The commission additionally questioned the use of the new securitization law.

“Kentucky Power’s request would alter the recovery mechanism for non-FAC eligible purchased power costs and is not an appropriate use of deferral accounting,” the order said. “The existence of securitization legislation does not preempt the commission’s broad authority related to regulatory assets and is not sufficient justification to defer expenses. In fact, securitization is only available for expenses for which deferral accounting has already been approved by the commission. Thus, it does not impact the commission’s decision on whether to grant deferrals.”

In a joint protest, the Kentucky Industrial Utility Customers and the Attorney General’s Office of Rate Intervention argued that Kentucky Power’s request was contrary to the FAC regulations and would preempt the six-month review of the clause — components of which both companies are protesting — and an administrative case investigating the FAC. The protest also posited that purchased power costs should be recovered through a base rate filing, rather than the FAC.

In an email to RTO Insider, Kentucky Power spokesperson Sarah Nusbaum said the company disagrees with the commission’s findings, arguing that purchasing power during Winter Storm Elliott was more affordable than a long-term contract and that the company’s decisions maintained reliability.

“Generation resources are selected based on least-cost principles, and it was less expensive to purchase energy when needed as compared to a long-term purchase power agreement,” Nusbaum said. “Regarding the penalty statute, we do respectfully disagree that the penalty statute is implicated here. We kept the lights on during a record storm and did not willfully violate any Kentucky law, regulation or KPSC order.”

Nusbaum said allowing the company to issue securitization bonds would have reduced carrying costs for the storm expenses and effectively reduced the interest rate compared with recovering those expenses through base rates. The company included securitization bonds in its June 29 base rate filing — along with other strategies for deferring the expenses — with the aim of reducing the immediate impact on ratepayers’ bills.

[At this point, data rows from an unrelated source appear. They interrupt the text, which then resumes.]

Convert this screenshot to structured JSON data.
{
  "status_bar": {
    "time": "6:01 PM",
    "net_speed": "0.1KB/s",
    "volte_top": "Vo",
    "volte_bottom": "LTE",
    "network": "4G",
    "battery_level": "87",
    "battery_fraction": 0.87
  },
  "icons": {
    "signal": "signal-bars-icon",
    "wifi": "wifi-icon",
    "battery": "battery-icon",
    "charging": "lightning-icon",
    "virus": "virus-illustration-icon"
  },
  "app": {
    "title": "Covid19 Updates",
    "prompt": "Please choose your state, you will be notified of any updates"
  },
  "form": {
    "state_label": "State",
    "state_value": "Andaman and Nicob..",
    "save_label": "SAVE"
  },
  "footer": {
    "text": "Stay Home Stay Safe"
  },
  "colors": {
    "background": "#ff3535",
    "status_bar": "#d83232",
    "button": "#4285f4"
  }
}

“Securitization was not the only method we used to reduce rate impact in this case,” Nusbaum said. “Kentucky Power is seeking a lower return-on-equity than was recommended by our expert witness, not proposing to increase depreciation rates, and extending the life of existing meters rather than replacing them with new meters. Additionally, several low-income benefits are proposed in this case, including an optional seasonal tariff to help reduce winter bills, an expansion of the company’s energy assistance program, and a solar garden program that directly benefits low-income customers.”

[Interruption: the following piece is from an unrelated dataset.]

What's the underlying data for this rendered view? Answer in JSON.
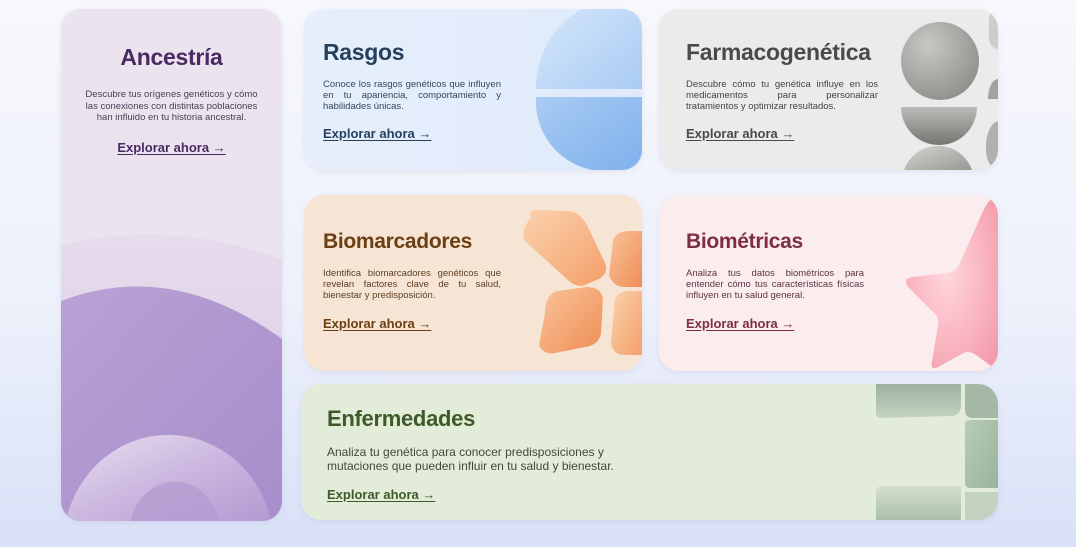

Utilities in Several States Petition Commissions for Cost Recovery

Several other utilities also are seeking approval to recover costs for expenses related to Winter Storm Elliott.

AEP spokesperson Scott Blake said the Public Service Company of Oklahoma and Appalachian Power in Virginia and West Virginia have filed to recover fuel costs, as well as costs for CCR and ELG work and other storm work.

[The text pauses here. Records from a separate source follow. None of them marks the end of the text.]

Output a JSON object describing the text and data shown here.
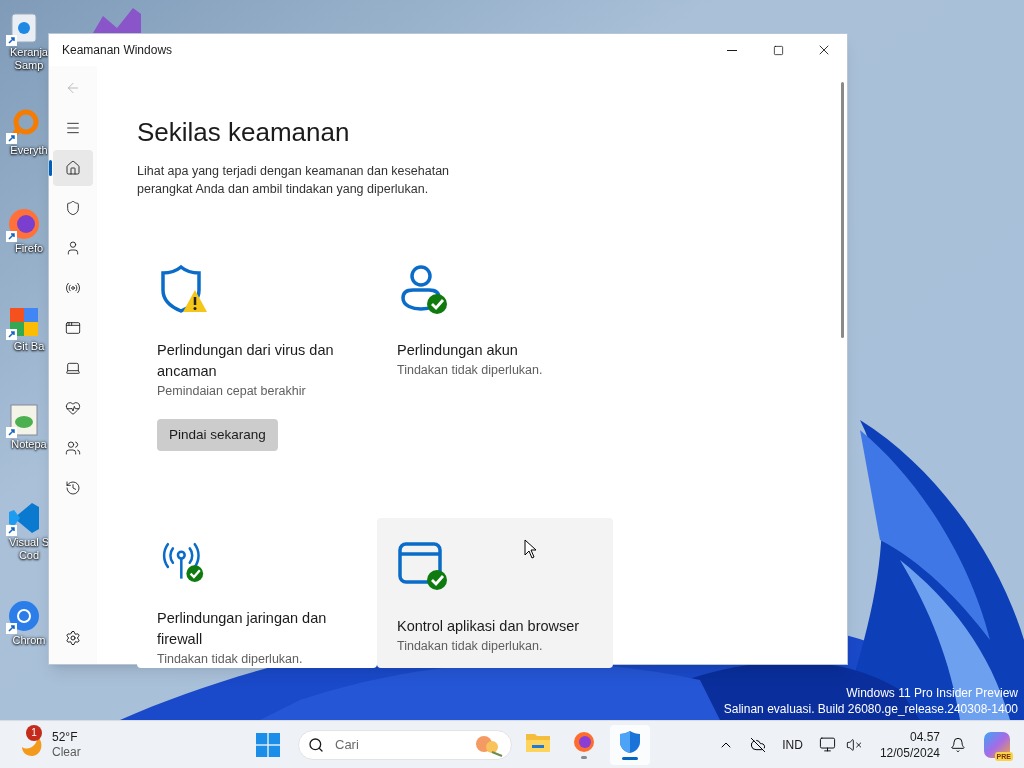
{
  "desktop_icons": [
    {
      "kind": "recycle",
      "label": "Keranja\nSamp"
    },
    {
      "kind": "search",
      "label": "Everyth"
    },
    {
      "kind": "firefox",
      "label": "Firefo"
    },
    {
      "kind": "git",
      "label": "Git Ba"
    },
    {
      "kind": "notepad",
      "label": "Notepa"
    },
    {
      "kind": "vscode",
      "label": "Visual S\nCod"
    },
    {
      "kind": "chrome",
      "label": "Chrom"
    }
  ],
  "window": {
    "title": "Keamanan Windows",
    "nav": [
      {
        "kind": "back",
        "disabled": true,
        "selected": false
      },
      {
        "kind": "menu",
        "disabled": false,
        "selected": false
      },
      {
        "kind": "home",
        "disabled": false,
        "selected": true
      },
      {
        "kind": "shield",
        "disabled": false,
        "selected": false
      },
      {
        "kind": "person",
        "disabled": false,
        "selected": false
      },
      {
        "kind": "antenna",
        "disabled": false,
        "selected": false
      },
      {
        "kind": "app",
        "disabled": false,
        "selected": false
      },
      {
        "kind": "laptop",
        "disabled": false,
        "selected": false
      },
      {
        "kind": "health",
        "disabled": false,
        "selected": false
      },
      {
        "kind": "family",
        "disabled": false,
        "selected": false
      },
      {
        "kind": "history",
        "disabled": false,
        "selected": false
      }
    ],
    "heading": "Sekilas keamanan",
    "description": "Lihat apa yang terjadi dengan keamanan dan kesehatan perangkat Anda dan ambil tindakan yang diperlukan.",
    "cards": [
      {
        "kind": "shield",
        "warning": true,
        "title": "Perlindungan dari virus dan ancaman",
        "subtitle": "Pemindaian cepat berakhir",
        "button": "Pindai sekarang",
        "highlighted": false
      },
      {
        "kind": "person",
        "warning": false,
        "title": "Perlindungan akun",
        "subtitle": "Tindakan tidak diperlukan.",
        "highlighted": false
      },
      {
        "kind": "antenna",
        "warning": false,
        "title": "Perlindungan jaringan dan firewall",
        "subtitle": "Tindakan tidak diperlukan.",
        "highlighted": false
      },
      {
        "kind": "app",
        "warning": false,
        "title": "Kontrol aplikasi dan browser",
        "subtitle": "Tindakan tidak diperlukan.",
        "highlighted": true
      }
    ]
  },
  "watermark": [
    "Windows 11 Pro Insider Preview",
    "Salinan evaluasi. Build 26080.ge_release.240308-1400"
  ],
  "taskbar": {
    "weather": {
      "badge": "1",
      "temperature": "52°F",
      "condition": "Clear"
    },
    "search": {
      "placeholder": "Cari"
    },
    "apps": [
      {
        "kind": "explorer",
        "running": false,
        "selected": false
      },
      {
        "kind": "firefox",
        "running": true,
        "selected": false
      },
      {
        "kind": "security",
        "running": true,
        "selected": true
      }
    ],
    "language": "IND",
    "time": "04.57",
    "date": "12/05/2024",
    "copilot_badge": "PRE"
  }
}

In Kentucky, Kentucky Utilities and Louisville Gas and Electric received PSC approval for establishing a regulatory asset to recover costs related to a March 3 windstorm that caused nearly 400,000 customer outages. According to the utility’s filing, the storm resulted in around $83 million in operating, maintenance and capital costs. Total operating and maintenance costs are around $23.2 million, of which $7.8 million are included in base rates.

Though the filing sought to create a regulatory asset, it did not include securitization. The commission’s order found that the storm caused damage for which costs could not be reasonably anticipated.

“The commission finds that with regard to KU/LG&E’s request for authorization to establish deferral accounting for the repair and restoration of the Major Storm Event, the costs to repair the damaged assets are extraordinary and nonrecurring and could not have been reasonably anticipated or included in KU/LG&E’s planning,” the April 5 order said.